「BL進化論」を読む
2017-12-02 Sat 12:17
すっかり何年も放置しておりますが、相変わらずぼちぼちとBL小説を読む日々を過ごしております。そんな中、昨年読んで印象に残った「BL進化論」の続編が出たので思わず書き込みしました。

溝口彰子著
BL進化論 ボーイズラブが社会を動かす (2015年6月刊)
BL進化論[対話篇] ボーイズラブが生まれる場所 (2017年10月刊)

著者の溝口彰子さんは、BLと女性のセクシャリティーズをテーマに博士号を取得し、大学で講師もされている方です。自身のBL体験を出発点に研究者の視点でBLの変遷を検証し、現実の社会を先取りしてホモフォビア(同性愛嫌悪)やミソジニー(女性嫌悪)克服していく物語が生まれている事を、BLの進化と言っています。

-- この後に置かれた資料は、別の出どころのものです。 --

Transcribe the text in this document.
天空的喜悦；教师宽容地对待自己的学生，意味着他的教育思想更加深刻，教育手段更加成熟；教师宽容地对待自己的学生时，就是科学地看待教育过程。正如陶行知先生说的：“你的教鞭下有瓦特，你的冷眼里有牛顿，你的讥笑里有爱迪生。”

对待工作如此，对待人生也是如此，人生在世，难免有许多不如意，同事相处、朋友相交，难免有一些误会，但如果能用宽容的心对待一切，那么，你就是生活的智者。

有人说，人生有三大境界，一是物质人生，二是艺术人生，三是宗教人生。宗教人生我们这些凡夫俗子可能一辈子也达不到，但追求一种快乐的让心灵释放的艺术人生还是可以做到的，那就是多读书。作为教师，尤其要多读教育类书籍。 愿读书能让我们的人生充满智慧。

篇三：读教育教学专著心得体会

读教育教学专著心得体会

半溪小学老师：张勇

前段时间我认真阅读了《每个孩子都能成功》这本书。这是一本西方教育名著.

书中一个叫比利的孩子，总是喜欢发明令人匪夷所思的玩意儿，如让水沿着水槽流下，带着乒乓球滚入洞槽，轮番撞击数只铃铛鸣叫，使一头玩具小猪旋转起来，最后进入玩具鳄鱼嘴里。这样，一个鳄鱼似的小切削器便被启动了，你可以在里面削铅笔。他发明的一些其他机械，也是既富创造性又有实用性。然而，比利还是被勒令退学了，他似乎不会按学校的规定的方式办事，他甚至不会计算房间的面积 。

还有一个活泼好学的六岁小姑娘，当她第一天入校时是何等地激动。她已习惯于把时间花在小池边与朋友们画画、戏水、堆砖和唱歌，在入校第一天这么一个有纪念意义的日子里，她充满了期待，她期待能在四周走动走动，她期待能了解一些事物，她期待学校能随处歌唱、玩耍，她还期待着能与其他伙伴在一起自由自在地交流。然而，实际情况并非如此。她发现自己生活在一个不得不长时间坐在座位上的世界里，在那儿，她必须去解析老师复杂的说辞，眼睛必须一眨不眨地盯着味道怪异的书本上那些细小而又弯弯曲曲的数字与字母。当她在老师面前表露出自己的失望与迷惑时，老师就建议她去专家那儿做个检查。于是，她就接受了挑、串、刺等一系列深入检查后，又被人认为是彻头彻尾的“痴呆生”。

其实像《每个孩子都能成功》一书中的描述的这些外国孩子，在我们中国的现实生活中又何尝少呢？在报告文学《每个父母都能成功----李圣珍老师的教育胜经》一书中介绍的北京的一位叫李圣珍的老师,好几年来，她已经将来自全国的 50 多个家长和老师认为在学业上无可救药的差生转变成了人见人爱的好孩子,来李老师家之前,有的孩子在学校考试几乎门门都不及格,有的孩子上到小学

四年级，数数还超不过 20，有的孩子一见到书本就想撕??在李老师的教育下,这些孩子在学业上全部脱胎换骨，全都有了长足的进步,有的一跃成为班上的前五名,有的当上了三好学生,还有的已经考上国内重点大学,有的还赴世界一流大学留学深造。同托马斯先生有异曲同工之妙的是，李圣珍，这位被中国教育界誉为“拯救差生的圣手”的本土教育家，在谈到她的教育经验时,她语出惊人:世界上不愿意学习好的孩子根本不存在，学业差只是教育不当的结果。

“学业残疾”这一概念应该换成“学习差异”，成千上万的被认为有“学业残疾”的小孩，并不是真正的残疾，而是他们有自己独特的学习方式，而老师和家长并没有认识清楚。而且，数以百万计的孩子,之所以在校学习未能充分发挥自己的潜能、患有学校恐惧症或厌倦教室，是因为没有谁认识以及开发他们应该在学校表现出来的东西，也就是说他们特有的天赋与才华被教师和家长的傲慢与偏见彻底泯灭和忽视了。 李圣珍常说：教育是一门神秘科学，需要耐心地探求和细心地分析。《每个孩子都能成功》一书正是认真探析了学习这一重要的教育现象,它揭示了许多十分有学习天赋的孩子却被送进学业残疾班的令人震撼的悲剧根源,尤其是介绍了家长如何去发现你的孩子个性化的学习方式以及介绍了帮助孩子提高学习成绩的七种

パソ通仲間からJUNEな作品を紹介され、好奇心から読んでみたらすっかりハマって早20年の自分。その間にこのジャンルがBLという呼称で定着し、一般社会での知名度もあがりました。愛を求め共依存から破滅へ向かうようなJUNE作品から、親子の様な愛を得て互いに社会的自立へ向かう様な対幻想&自己実現BLへの変遷と感じていました。この本を読んで、そこには異性愛規範に囚われないセクシャリティへの理解という進化もあったのかと、認識を新たにしました。

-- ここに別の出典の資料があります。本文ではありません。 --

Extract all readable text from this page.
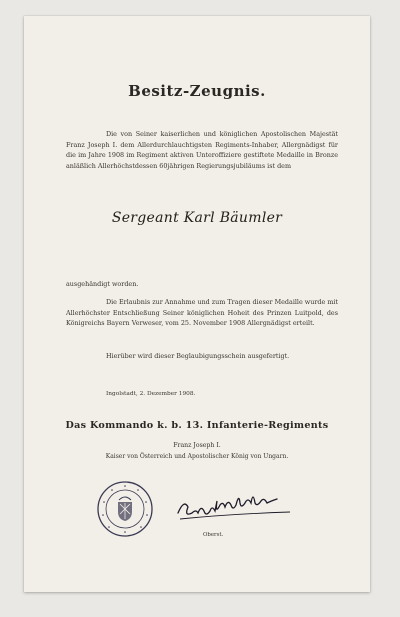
Besitz-Zeugnis.
Die von Seiner kaiserlichen und königlichen Apostolischen Majestät Franz Joseph I. dem Allerdurchlauchtigsten Regiments-Inhaber, Allergnädigst für die im Jahre 1908 im Regiment aktiven Unteroffiziere gestiftete Medaille in Bronze anläßlich Allerhöchstdessen 60jährigen Regierungsjubiläums ist dem
Sergeant Karl Bäumler
ausgehändigt worden.
Die Erlaubnis zur Annahme und zum Tragen dieser Medaille wurde mit Allerhöchster Entschließung Seiner königlichen Hoheit des Prinzen Luitpold, des Königreichs Bayern Verweser, vom 25. November 1908 Allergnädigst erteilt.
Hierüber wird dieser Beglaubigungsschein ausgefertigt.
Ingolstadt, 2. Dezember 1908.
Das Kommando k. b. 13. Infanterie-Regiments
Franz Joseph I.
Kaiser von Österreich und Apostolischer König von Ungarn.
Oberst.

そして今年出た続編は、BLクリエイターの方々との対談を中心とした[対話篇]です。先日書店で見つけて即購入! まだ読み終わったおりませんが、楽しみな一冊です。前作に同様、中村明日美子さんの表紙絵が素敵です。

ちなみに、
著者の溝口さんは、昨年6月12日(11日深夜)NHK総合で放送された「指原(さし)ペディア」でBLが特集された時、ゲストというか指南役として出演されていました。紙書籍BLは、地元リアル書店で改装やら棚の移動があるた度に売り場面積が減っている印象ですが、それとは逆に、BLというジャンル自体はいつの間にか随分と認知されていたんだなぁと思いました。